The researchers are hopeful that future research will determine whether chronic neuroinflammation could be directly contributing to at least some cases of ASD/ID, in which targeting microglia or inflammatory signaling pathways could prove to be a useful treatment.
The researchers pointed out that the clinical presentation of both ASD and ID is incredibly varied. Significant variation also likely is present in the kinds of mechanisms responsible for the symptoms of ASD and/or ID.
“We found that changes in two risk genes lead to a convergent mechanism, likely involving immune activation,” said Conrow-Graham. “However, this probably isn’t the case for all individuals with ASD/ID. When designing clinical trials to evaluate treatment effectiveness, I think our research underscores the importance of considering the genetic factors involved in an individual’s ASD/ID.”
The research is the culmination of Conrow-Graham’s Ph.D. work; she has now returned to complete the last two years of the MD degree in the Jacobs School. She described her experience pursuing both an MD and a Ph.D. as extremely complementary.
The immune system has a role
“My training at each level was super helpful to supplement the other,” she said. “When I began my Ph.D., I had completed two years of MD training, so I was familiar with the basics of physiology, anatomy and pathology. Because of this, I was able to bring a broader perspective to my neuroscience research, identifying how the immune system might be playing a role. Prior to this, our lab had not really investigated immunology-related pathways, so having that background insight was really beneficial.”
She added that she learned so much from all of her colleagues in Yan’s lab, including faculty members, lab technicians and other students. “I learned so many technical skills that I had never used before joining the lab, thanks to the dedication of lab co-workers for my training,” she said.
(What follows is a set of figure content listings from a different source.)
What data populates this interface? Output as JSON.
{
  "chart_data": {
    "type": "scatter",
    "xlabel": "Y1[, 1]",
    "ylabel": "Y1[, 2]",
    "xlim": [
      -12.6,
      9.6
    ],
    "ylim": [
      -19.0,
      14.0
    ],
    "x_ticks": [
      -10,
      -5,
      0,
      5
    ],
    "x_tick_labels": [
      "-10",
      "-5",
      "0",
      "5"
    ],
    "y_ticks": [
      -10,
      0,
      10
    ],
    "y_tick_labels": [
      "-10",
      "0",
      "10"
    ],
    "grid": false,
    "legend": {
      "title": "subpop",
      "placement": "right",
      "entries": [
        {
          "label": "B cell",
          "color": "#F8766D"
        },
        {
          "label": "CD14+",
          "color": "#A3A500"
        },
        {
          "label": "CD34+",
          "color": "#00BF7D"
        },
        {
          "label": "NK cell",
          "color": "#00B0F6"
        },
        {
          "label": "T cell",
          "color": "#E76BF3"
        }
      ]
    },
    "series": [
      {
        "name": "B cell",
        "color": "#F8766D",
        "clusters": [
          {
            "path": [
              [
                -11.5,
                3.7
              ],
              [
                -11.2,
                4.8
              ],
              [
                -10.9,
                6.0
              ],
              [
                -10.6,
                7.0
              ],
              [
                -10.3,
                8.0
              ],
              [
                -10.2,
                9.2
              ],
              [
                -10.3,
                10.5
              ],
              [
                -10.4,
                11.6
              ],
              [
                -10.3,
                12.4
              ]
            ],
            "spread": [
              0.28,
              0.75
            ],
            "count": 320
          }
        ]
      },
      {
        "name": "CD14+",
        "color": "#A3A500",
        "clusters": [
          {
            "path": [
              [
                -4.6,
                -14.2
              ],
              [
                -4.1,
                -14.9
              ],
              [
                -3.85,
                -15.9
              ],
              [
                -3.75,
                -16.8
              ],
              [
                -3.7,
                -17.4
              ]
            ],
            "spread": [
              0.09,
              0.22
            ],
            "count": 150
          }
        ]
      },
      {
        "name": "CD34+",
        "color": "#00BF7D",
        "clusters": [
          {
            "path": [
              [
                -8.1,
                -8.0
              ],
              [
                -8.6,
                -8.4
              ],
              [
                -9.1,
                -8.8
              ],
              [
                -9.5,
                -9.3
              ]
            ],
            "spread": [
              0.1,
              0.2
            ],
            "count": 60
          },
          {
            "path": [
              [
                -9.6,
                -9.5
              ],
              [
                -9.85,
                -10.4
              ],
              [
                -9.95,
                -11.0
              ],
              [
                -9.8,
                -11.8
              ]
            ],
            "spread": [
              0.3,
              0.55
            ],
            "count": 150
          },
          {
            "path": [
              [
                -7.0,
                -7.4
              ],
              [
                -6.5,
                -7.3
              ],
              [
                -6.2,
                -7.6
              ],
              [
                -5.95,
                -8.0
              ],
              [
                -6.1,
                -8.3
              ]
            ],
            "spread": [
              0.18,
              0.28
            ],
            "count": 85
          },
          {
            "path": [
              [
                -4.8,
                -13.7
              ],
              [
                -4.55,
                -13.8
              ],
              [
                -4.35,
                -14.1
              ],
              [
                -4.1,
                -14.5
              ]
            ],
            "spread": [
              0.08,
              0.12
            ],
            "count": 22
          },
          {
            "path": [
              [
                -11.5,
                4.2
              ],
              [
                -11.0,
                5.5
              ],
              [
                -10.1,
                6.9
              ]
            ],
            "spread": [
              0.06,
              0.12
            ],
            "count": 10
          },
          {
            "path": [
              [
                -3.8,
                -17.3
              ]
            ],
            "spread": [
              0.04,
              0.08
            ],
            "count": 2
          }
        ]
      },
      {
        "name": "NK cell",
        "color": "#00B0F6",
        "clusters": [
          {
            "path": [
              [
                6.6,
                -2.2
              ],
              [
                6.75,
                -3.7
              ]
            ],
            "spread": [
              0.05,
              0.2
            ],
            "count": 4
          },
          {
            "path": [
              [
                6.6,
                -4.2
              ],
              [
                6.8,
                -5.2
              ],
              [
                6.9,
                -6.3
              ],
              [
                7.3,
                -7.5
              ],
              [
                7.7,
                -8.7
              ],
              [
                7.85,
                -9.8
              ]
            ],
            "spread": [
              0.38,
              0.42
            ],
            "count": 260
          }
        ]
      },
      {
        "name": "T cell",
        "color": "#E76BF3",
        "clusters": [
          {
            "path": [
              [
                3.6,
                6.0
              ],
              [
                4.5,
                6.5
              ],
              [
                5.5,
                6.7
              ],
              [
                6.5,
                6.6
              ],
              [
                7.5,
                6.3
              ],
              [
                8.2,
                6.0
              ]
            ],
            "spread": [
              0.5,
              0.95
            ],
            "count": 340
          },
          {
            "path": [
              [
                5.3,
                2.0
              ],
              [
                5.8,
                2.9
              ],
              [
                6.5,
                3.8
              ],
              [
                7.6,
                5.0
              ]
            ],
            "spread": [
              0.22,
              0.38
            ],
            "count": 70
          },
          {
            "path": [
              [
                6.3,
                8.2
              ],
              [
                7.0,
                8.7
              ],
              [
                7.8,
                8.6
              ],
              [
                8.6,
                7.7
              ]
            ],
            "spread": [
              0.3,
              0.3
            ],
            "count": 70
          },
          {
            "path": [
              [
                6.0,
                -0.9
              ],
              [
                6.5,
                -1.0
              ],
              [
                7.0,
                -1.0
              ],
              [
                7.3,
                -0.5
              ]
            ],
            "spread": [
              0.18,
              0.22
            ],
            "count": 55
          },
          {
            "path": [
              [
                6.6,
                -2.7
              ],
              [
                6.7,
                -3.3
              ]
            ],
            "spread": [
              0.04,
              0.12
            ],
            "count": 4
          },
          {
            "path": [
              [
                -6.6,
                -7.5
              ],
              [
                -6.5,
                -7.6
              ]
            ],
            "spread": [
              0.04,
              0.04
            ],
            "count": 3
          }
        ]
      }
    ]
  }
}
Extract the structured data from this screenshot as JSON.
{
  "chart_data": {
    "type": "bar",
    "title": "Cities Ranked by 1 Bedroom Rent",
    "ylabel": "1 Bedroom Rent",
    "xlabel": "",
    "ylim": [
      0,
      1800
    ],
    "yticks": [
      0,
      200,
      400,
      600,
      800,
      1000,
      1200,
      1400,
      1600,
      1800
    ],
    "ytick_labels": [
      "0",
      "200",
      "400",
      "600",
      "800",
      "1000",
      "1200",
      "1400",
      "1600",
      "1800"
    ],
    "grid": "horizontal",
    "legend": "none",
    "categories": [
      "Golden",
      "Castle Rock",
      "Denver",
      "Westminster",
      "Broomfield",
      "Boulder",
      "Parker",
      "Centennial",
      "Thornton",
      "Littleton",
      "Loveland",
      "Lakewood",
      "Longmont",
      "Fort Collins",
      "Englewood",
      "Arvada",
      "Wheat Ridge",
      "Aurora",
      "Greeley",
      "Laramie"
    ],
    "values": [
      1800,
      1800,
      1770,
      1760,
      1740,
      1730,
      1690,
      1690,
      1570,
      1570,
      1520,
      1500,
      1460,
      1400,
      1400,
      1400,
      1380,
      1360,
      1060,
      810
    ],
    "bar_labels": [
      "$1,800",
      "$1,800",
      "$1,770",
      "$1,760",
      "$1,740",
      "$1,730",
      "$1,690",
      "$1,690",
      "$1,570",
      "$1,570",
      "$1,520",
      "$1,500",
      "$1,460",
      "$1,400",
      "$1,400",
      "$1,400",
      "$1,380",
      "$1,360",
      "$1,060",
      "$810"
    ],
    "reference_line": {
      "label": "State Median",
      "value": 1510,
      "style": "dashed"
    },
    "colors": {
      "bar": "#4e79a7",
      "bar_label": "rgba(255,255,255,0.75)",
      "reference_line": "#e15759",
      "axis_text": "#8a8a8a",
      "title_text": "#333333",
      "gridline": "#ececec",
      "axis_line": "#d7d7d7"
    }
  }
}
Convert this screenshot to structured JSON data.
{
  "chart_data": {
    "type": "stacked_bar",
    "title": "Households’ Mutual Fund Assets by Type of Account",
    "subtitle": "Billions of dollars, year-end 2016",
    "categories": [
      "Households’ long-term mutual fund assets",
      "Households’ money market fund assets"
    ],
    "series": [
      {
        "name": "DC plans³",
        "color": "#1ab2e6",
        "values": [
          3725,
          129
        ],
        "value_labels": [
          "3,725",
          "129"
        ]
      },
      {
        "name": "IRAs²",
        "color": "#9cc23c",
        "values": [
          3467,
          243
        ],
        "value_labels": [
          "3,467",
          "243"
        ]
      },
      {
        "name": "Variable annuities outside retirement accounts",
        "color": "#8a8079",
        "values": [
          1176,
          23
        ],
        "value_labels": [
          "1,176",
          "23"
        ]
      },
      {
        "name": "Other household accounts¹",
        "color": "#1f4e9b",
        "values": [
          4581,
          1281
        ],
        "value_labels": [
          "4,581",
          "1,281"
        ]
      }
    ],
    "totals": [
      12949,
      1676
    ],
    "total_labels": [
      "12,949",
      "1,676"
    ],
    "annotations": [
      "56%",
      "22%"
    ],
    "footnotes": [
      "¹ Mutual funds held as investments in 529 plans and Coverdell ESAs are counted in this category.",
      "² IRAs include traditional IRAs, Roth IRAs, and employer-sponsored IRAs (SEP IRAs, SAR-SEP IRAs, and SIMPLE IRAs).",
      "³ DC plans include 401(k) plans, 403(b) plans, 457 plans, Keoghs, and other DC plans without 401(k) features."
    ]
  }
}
Her experience at the lab bench working on the basic science underlying neuropsychiatric disorders will definitely influence her work as a clinician.
“I plan to pursue a career as a child and adolescent psychiatrist, so I may be able to work directly with this patient population,” she said. “We’re learning now that better care may be able to be provided by taking a personalized medicine approach, taking into account genetics, psychosocial factors and others. Being able to take a very deep dive into the field of psychiatric genetics was a privilege that I hope will help me to provide the best care for patients.”